Auslandseinsätze: Neue Unterkünfte für KIOP-Kräfte in Güssing

Darabos: "Krisen dort entgegenwirken, wo sie entstehen"

Wien (OTS) - In einem Festakt in der Montecuccoli Kaserne in Güssing wurden heute, Donnerstag, in Anwesenheit von Verteidigungsminister Norbert Darabos neue Unterkünfte an Soldatinnen und Soldaten, die bei internationalen Operationen eingesetzt werden, übergeben. Ein bestehendes Gebäude der Kaserne wurde zu einem Unterkunftsgebäude umgebaut. Es verfügt nun über 16 Zweibettzimmer, die den Soldatinnen und Soldaten ein modernes Wohnumfeld bieten. Die Bauarbeiten, die zum überwiegenden Teil von burgenländischen Firmen abgewickelt wurden, starteten im August 2006. Insgesamt wurden rund 630.000 Euro investiert.
Dazu Verteidigungsminister Norbert Darabos: "Neben Güssing werden im Burgenland die Kasernen Eisenstadt und Bruckneudorf stark aufgewertet. Das sind wichtige Impulse für das Bundesland. Diese Standortaufwertungen machen das Bundesheer im Burgenland fit für zukünftige Anforderungen, sichern Arbeitsplätze und sind Impulsgeber für die regionale Wirtschaft."****

Um in Zukunft eine Beteiligung Österreichs an friedensunterstützenden Missionen gewährleisten zu können, hat das Bundesheer die so genannten Kräfte für Internationale Operationen (KIOP) geschaffen. In Güssing werden hinkünftig alle KIOP-Soldatinnen und Soldaten des Burgenlandes stationiert. Das Jägerbataillon 19 im Burgenland wurde aufgrund der bisherigen erfolgreichen Aufstellung von KIOP-Kräften zusätzlich beauftragt, einen Granatwerferzug, einen Versorgungszug und einen Sanitätszug zu formieren. Durch die Konzentration der burgenländischen KIOP-Kräfte sowie die geplante Erweiterung des Jägerbataillons 19 war es notwendig, die Unterkunftskapazitäten in Güssing entsprechend zu erweitern.

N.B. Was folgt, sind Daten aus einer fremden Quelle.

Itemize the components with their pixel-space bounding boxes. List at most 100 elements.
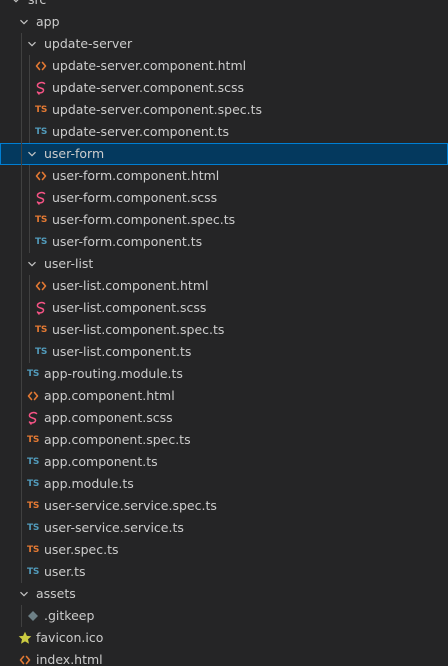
indent-guide [21,143,22,165]
indent-guide [21,33,22,55]
explorer-row-file-app-component-scss[interactable]: app.component.scss [0,407,448,429]
indent-guide [21,517,22,539]
indent-guide [21,231,22,253]
explorer-row-folder-user-list[interactable]: user-list [0,253,448,275]
indent-guide [29,209,30,231]
explorer-row-file-app-routing-module-ts[interactable]: TS app-routing.module.ts [0,363,448,385]
indent-guide [21,209,22,231]
chevron-down-icon[interactable] [24,33,40,55]
explorer-row-file-update-server-component-ts[interactable]: TS update-server.component.ts [0,121,448,143]
chevron-down-icon[interactable] [24,253,40,275]
explorer-item-label: app-routing.module.ts [44,366,183,381]
html-file-icon [24,385,42,407]
chevron-down-icon[interactable] [24,143,40,165]
explorer-item-label: user-form.component.scss [52,190,218,205]
indent-guide [21,473,22,495]
explorer-row-file-app-component-ts[interactable]: TS app.component.ts [0,451,448,473]
explorer-row-file-app-module-ts[interactable]: TS app.module.ts [0,473,448,495]
explorer-item-label: app.component.html [44,388,175,403]
indent-guide [29,187,30,209]
indent-guide [21,363,22,385]
explorer-item-label: update-server [44,36,133,51]
typescript-file-icon: TS [34,347,48,357]
html-file-icon [32,165,50,187]
explorer-row-file-app-component-spec-ts[interactable]: TS app.component.spec.ts [0,429,448,451]
explorer-row-file-user-form-component-html[interactable]: user-form.component.html [0,165,448,187]
indent-guide [29,165,30,187]
indent-guide [21,297,22,319]
explorer-item-label: app.component.ts [44,454,158,469]
indent-guide [29,231,30,253]
explorer-row-file-user-service-service-ts[interactable]: TS user-service.service.ts [0,517,448,539]
indent-guide [29,341,30,363]
explorer-item-label: user-service.service.ts [44,520,184,535]
indent-guide [29,275,30,297]
explorer-row-file-user-list-component-scss[interactable]: user-list.component.scss [0,297,448,319]
file-explorer-tree: src app update-server update-server.compone… [0,0,448,666]
explorer-item-label: user-form.component.spec.ts [52,212,236,227]
indent-guide [21,165,22,187]
explorer-row-file-user-list-component-html[interactable]: user-list.component.html [0,275,448,297]
html-file-icon [32,275,50,297]
explorer-row-file-gitkeep[interactable]: .gitkeep [0,605,448,627]
html-file-icon [16,649,34,666]
explorer-row-folder-src[interactable]: src [0,0,448,11]
explorer-row-file-update-server-component-scss[interactable]: update-server.component.scss [0,77,448,99]
explorer-row-folder-app[interactable]: app [0,11,448,33]
typescript-file-icon: TS [26,523,40,533]
explorer-row-file-update-server-component-spec-ts[interactable]: TS update-server.component.spec.ts [0,99,448,121]
html-file-icon [32,55,50,77]
typescript-file-icon: TS [34,127,48,137]
explorer-item-label: update-server.component.html [52,58,247,73]
indent-guide [21,539,22,561]
indent-guide [21,385,22,407]
chevron-down-icon[interactable] [16,583,32,605]
sass-file-icon [32,77,50,99]
ts-spec-file-icon: TS [26,501,40,511]
indent-guide [29,319,30,341]
indent-guide [29,99,30,121]
sass-file-icon [32,297,50,319]
chevron-down-icon[interactable] [8,0,24,11]
explorer-item-label: src [28,0,46,11]
explorer-row-file-user-form-component-scss[interactable]: user-form.component.scss [0,187,448,209]
explorer-row-file-user-list-component-ts[interactable]: TS user-list.component.ts [0,341,448,363]
indent-guide [21,55,22,77]
explorer-row-file-user-service-service-spec-ts[interactable]: TS user-service.service.spec.ts [0,495,448,517]
explorer-row-file-user-form-component-ts[interactable]: TS user-form.component.ts [0,231,448,253]
explorer-row-file-user-list-component-spec-ts[interactable]: TS user-list.component.spec.ts [0,319,448,341]
indent-guide [29,121,30,143]
chevron-down-icon[interactable] [16,11,32,33]
explorer-row-file-user-spec-ts[interactable]: TS user.spec.ts [0,539,448,561]
typescript-file-icon: TS [34,237,48,247]
explorer-row-file-favicon-ico[interactable]: favicon.ico [0,627,448,649]
explorer-item-label: user-form.component.html [52,168,220,183]
explorer-row-file-user-ts[interactable]: TS user.ts [0,561,448,583]
explorer-row-file-update-server-component-html[interactable]: update-server.component.html [0,55,448,77]
typescript-file-icon: TS [26,479,40,489]
star-icon [16,627,34,649]
explorer-item-label: user-service.service.spec.ts [44,498,217,513]
explorer-item-label: user-list.component.html [52,278,209,293]
indent-guide [21,429,22,451]
explorer-row-file-app-component-html[interactable]: app.component.html [0,385,448,407]
indent-guide [21,187,22,209]
indent-guide [21,341,22,363]
explorer-item-label: user-form.component.ts [52,234,203,249]
indent-guide [29,77,30,99]
explorer-item-label: update-server.component.scss [52,80,245,95]
explorer-row-file-index-html[interactable]: index.html [0,649,448,666]
typescript-file-icon: TS [26,567,40,577]
explorer-row-folder-user-form[interactable]: user-form [0,143,448,165]
explorer-row-folder-update-server[interactable]: update-server [0,33,448,55]
indent-guide [21,275,22,297]
indent-guide [21,605,22,627]
explorer-row-folder-assets[interactable]: assets [0,583,448,605]
explorer-item-label: app.module.ts [44,476,134,491]
explorer-row-file-user-form-component-spec-ts[interactable]: TS user-form.component.spec.ts [0,209,448,231]
explorer-item-label: user-form [44,146,105,161]
explorer-item-label: app [36,14,60,29]
sass-file-icon [32,187,50,209]
indent-guide [21,99,22,121]
indent-guide [29,297,30,319]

"Mit unseren Einsätzen, denen allesamt ein UN-Mandat und ein Beschluss im Nationalrat zu Grunde liegt, helfen wir Menschen in von Krisen geplagten Regionen. Wir geben ihnen Hoffnung auf ein besseres Leben", betonte Darabos in seiner Festrede. Dieses hohe Maß an internationaler Solidarität müsse für Österreich selbstverständlich sein und bleiben. "Wir werden auch in Zukunft gefordert sein, unseren Beitrag zum internationalen Krisen- und Konfliktmanagement zu leisten. Wir müssen Krisen dort entgegenwirken, wo sie entstehen, um die betroffene Bevölkerung zu schützen und eine überregionale Ausweitung des Konflikts zu verhindern", so Darabos.

Derzeit verfügt Österreich über rund 1.100 KIOP-Soldatinnen und Soldaten, die speziell für Auslandseinsätze ausgebildet wurden. Bis zum Jahr 2009 sollen es rund 2.200 KIOP-Kräfte sein, die im Bedarfsfall rasch für Auslandseinsätze zur Verfügung stehen.